Con las suyas y con las de todos esos traidores que decían servirla. Himmler, Speer, Goering y todos los demás renegados y desertores morirán, del mismo modo en que ya lo hicieron Stauffenberg y Rommel (que ni siquiera supo llevar a buen término lo único que parecía capaz de hacer, dirigir el Afrika Korps) tras el atentado en la Guarida del Lobo.

Si algo lamento ahora es no poder acabar de forma definitiva con el problema judío o el de los gitanos. La solución final empezó a aplicarse demasiado tarde. La guerra impidió que le dedicáramos toda la atención que se merecía, y sólo unos pocos campos de concentración, como Auschwitz o Treblinka, aplicaron las medidas de extermino con la dureza requerida.

Pero si los Aliados desean vivir en un mundo corrupto e infectado de judíos, seres inferiores e ineptos de la peor calaña, yo no voy a quedarme aquí para verlo. Antes de eso moriré, habiéndolo decidido y ejecutado yo. Gracias al noble sacrifico de mi querida perra, Blondi, he podido probar la eficacia del veneno que en breve ingeriremos mi esposa, Eva, y yo.

Estoy seguro de que mi matrimonio con Eva ha sorprendido a no pocos de los habitantes del búnker, empezando, sin ir más lejos, por la propia Eva, pero es ahora, en los últimos instantes de mi vida, cuando ya no debo nada a nadie Toda mi vida me he debido a mi patria y a mi causa, pero en vista de que ambas me han fallado, no hallo ya razones para guardarles fidelidad ni el primer puesto en mi corazón que hasta ahora les he reservado. Es la razón principal; la otra, no menos importante, es que se lo debía a Eva. Me ha acompañado durante todos estos largos años sin pedir nada a cambio, y ha sido, durante estos últimos meses, el único apoyo que he tenido y la única que me ha proporcionado un atisbo de alegría. Reconocerla como mi esposa era lo único que podía hacer para pagárselo.

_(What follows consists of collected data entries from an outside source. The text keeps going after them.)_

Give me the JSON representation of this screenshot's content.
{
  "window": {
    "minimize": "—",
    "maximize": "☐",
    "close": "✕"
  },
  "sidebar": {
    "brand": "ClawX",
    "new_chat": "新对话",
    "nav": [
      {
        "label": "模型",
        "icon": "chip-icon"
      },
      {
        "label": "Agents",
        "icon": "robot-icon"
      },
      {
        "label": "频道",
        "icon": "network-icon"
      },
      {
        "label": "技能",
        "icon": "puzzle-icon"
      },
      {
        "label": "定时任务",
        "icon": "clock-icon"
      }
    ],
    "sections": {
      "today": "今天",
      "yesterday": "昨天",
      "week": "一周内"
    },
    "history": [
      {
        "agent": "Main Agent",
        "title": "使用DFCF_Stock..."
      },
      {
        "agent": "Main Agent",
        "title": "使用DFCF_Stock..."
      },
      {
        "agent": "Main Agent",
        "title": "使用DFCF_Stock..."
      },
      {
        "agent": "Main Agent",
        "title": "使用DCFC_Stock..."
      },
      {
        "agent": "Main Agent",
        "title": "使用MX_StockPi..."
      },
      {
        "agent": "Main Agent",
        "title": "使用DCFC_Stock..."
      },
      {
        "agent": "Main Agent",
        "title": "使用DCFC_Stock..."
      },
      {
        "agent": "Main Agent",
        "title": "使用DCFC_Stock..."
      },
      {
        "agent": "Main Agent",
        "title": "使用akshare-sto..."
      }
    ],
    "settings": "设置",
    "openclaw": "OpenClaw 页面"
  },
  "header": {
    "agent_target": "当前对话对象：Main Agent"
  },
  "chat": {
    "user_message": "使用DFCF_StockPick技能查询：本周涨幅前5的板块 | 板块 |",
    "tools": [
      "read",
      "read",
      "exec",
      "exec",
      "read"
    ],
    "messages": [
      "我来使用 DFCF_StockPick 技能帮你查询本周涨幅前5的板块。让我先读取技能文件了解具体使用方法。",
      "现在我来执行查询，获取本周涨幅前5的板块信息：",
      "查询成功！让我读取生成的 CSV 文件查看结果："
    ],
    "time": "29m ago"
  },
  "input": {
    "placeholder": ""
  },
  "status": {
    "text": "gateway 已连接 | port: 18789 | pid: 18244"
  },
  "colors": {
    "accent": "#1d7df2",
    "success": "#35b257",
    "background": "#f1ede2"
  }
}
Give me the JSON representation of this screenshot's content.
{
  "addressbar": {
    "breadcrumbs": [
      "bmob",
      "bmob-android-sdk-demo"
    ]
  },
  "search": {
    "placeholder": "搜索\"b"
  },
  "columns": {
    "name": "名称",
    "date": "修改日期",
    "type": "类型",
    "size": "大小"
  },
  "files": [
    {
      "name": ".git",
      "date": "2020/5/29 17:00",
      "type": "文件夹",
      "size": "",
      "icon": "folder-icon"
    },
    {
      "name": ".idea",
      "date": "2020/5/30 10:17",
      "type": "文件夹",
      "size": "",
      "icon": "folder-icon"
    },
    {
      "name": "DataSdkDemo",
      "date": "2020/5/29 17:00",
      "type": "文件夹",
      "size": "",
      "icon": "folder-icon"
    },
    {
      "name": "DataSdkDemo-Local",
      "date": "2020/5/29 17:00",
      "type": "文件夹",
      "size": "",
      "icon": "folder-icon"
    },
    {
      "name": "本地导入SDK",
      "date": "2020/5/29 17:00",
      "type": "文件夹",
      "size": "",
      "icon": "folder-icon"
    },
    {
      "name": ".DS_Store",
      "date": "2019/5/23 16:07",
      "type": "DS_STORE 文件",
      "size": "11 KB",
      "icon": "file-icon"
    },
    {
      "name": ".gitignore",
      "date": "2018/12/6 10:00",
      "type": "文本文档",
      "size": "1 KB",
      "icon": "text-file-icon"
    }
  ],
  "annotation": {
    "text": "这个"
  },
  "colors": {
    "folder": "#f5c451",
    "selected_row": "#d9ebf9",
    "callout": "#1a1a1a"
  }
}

Mi único consuelo en estos momentos es que, algún día, los jóvenes alemanes retomarán la labor del Tercer Reich, mi labor, dando a Alemania y a la raza aria el lugar que les corresponden, como líderes de Europa y del mundo; y lo único que lamento es no poder estar aquí para verlo. Todo cuanto puedo legarles es mi ejemplo y mis preceptos, recogidos en el Mein Kampf. En cuanto a este diario, me dispongo a quemarlo en cuanto termine de escribir estas líneas, pues me niego a ver su contenido expuesto, juzgado y mancillado por los ignorantes indignos que a partir de hoy gobernarán el mundo.

Hoy termina mi vida, pero sé que mi legado perdurará, y las generaciones posteriores tendrán presente mi lucha y tomarán ejemplo de ella.